For local dishes like Khanom Jeen Nam Ngiaw, head on over to Aunt Boonsri Khanom Jeen near Ratchadapisek Bridge, or cross over to Khao Soi Islam, a small and casual restaurant specialising in hearty bowls of beef Khao Soi – one of the must-try dishes in Thailand – as well as some tasty chicken satay.  

For coffee, look no further than MAHAMITr Microroaster. This trendy and chilled out café serves professionally roasted coffee with a variety of beans and styles. The staff speak good English and can advise you on your ideal brew. There are also English menus, and two seating areas (one inside with air-conditioning, the other outside by the river). Sit outside if you can; it’s a beautiful environment to relax and enjoy good coffee.  

How to get there

Bus and train tickets are often cheaper if you buy them in-person at the station, however I used 12goAsia as the website is very easy-to-use, you can choose the language of the website and can pay with a variety of credit and debit cards. You receive an e-ticket by email to show the bus driver/ticket inspector. 

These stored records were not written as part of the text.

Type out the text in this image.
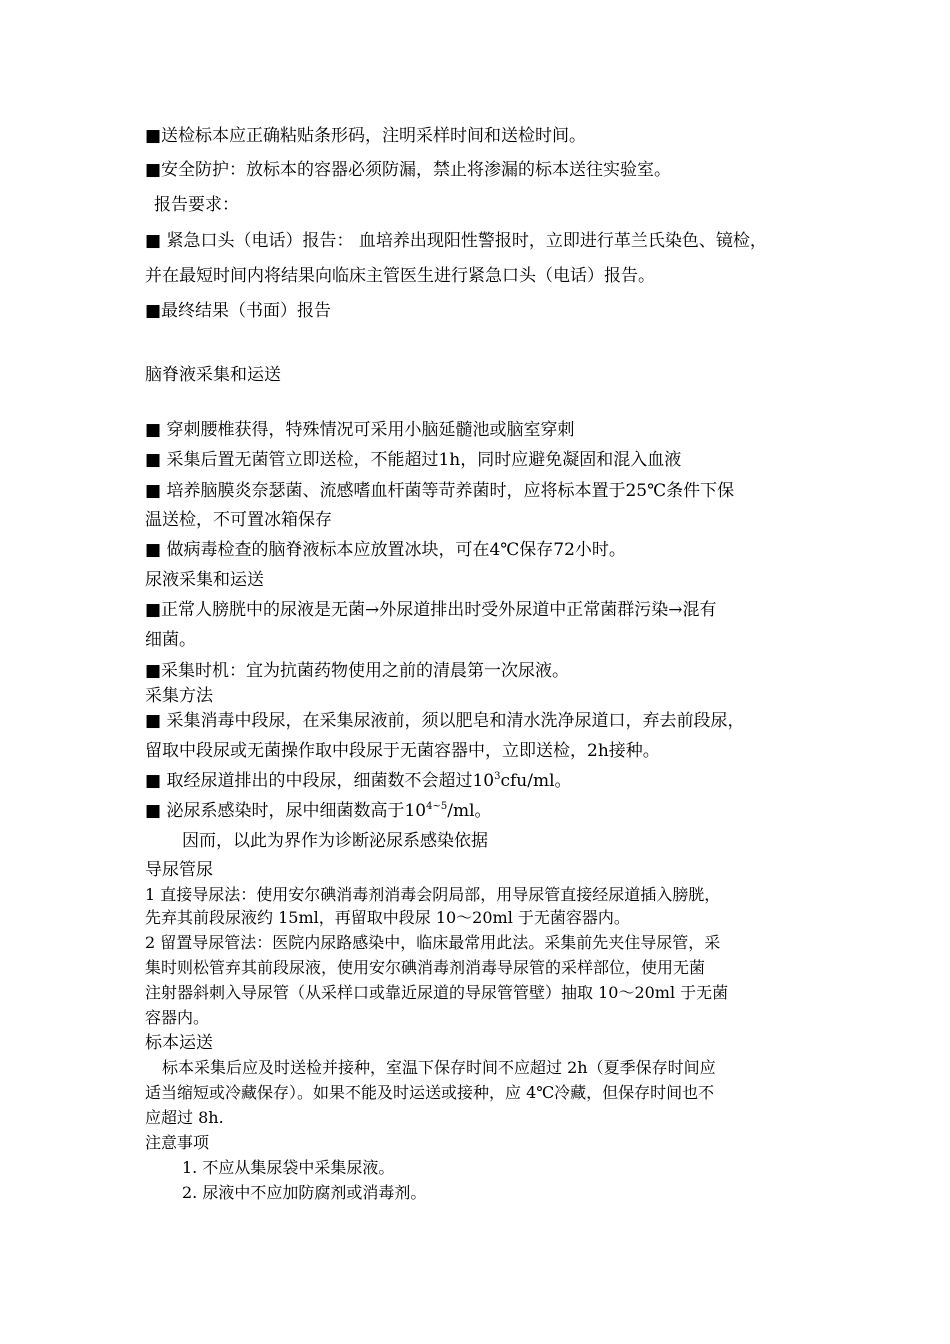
■送检标本应正确粘贴条形码，注明采样时间和送检时间。
■安全防护：放标本的容器必须防漏，禁止将渗漏的标本送往实验室。
报告要求：
■ 紧急口头（电话）报告： 血培养出现阳性警报时，立即进行革兰氏染色、镜检，
并在最短时间内将结果向临床主管医生进行紧急口头（电话）报告。
■最终结果（书面）报告
脑脊液采集和运送
■ 穿刺腰椎获得，特殊情况可采用小脑延髓池或脑室穿刺
■ 采集后置无菌管立即送检，不能超过1h，同时应避免凝固和混入血液
■ 培养脑膜炎奈瑟菌、流感嗜血杆菌等苛养菌时，应将标本置于25℃条件下保
温送检，不可置冰箱保存
■ 做病毒检查的脑脊液标本应放置冰块，可在4℃保存72小时。
尿液采集和运送
■正常人膀胱中的尿液是无菌→外尿道排出时受外尿道中正常菌群污染→混有
细菌。
■采集时机：宜为抗菌药物使用之前的清晨第一次尿液。
采集方法
■ 采集消毒中段尿，在采集尿液前，须以肥皂和清水洗净尿道口，弃去前段尿，
留取中段尿或无菌操作取中段尿于无菌容器中，立即送检，2h接种。
■ 取经尿道排出的中段尿，细菌数不会超过$10^3cfu/ml$。
■ 泌尿系感染时，尿中细菌数高于$10^{4\sim 5}/ml$。
因而，以此为界作为诊断泌尿系感染依据
导尿管尿
1 直接导尿法：使用安尔碘消毒剂消毒会阴局部，用导尿管直接经尿道插入膀胱，
先弃其前段尿液约 15ml，再留取中段尿 10～20ml 于无菌容器内。
2 留置导尿管法：医院内尿路感染中，临床最常用此法。采集前先夹住导尿管，采
集时则松管弃其前段尿液，使用安尔碘消毒剂消毒导尿管的采样部位，使用无菌
注射器斜刺入导尿管（从采样口或靠近尿道的导尿管管壁）抽取 10～20ml 于无菌
容器内。
标本运送
标本采集后应及时送检并接种，室温下保存时间不应超过 2h（夏季保存时间应
适当缩短或冷藏保存）。如果不能及时运送或接种，应 4℃冷藏，但保存时间也不
应超过 8h.
注意事项
1. 不应从集尿袋中采集尿液。
2. 尿液中不应加防腐剂或消毒剂。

From Chiang Mai: The fastest way is by bus. There are regular buses between the two cities (Greenbus and Transport Co are two providers). The journey takes about 1hr 45 minutes and costs around 100 Baht per person. 

Alternatively, you can take a direct train from Chiang Mai to Lampang. There are around 4 trains per day between 08:50 and 18.00. The journey takes about 2.5 hours. Price: 70 to 250 Baht, depending on the train. 

From Bangkok: There are five trains per day from Bangkok to Lampang. Journey length: 8 – 11hrs, depending on the train. Prices: 250 – 1060 Baht for a second-class ticket. 

There are regular buses between Bangkok and Lampang, between 7.30 and 21.50. The journey takes around 8-10 hours. Prices: 530 to 850 Baht per person, depending on the bus time. 

I hope this post has convinced you to add Lampang to your northern Thailand itinerary. If you have any other suggestions for what to do or see there, please leave them in the comments.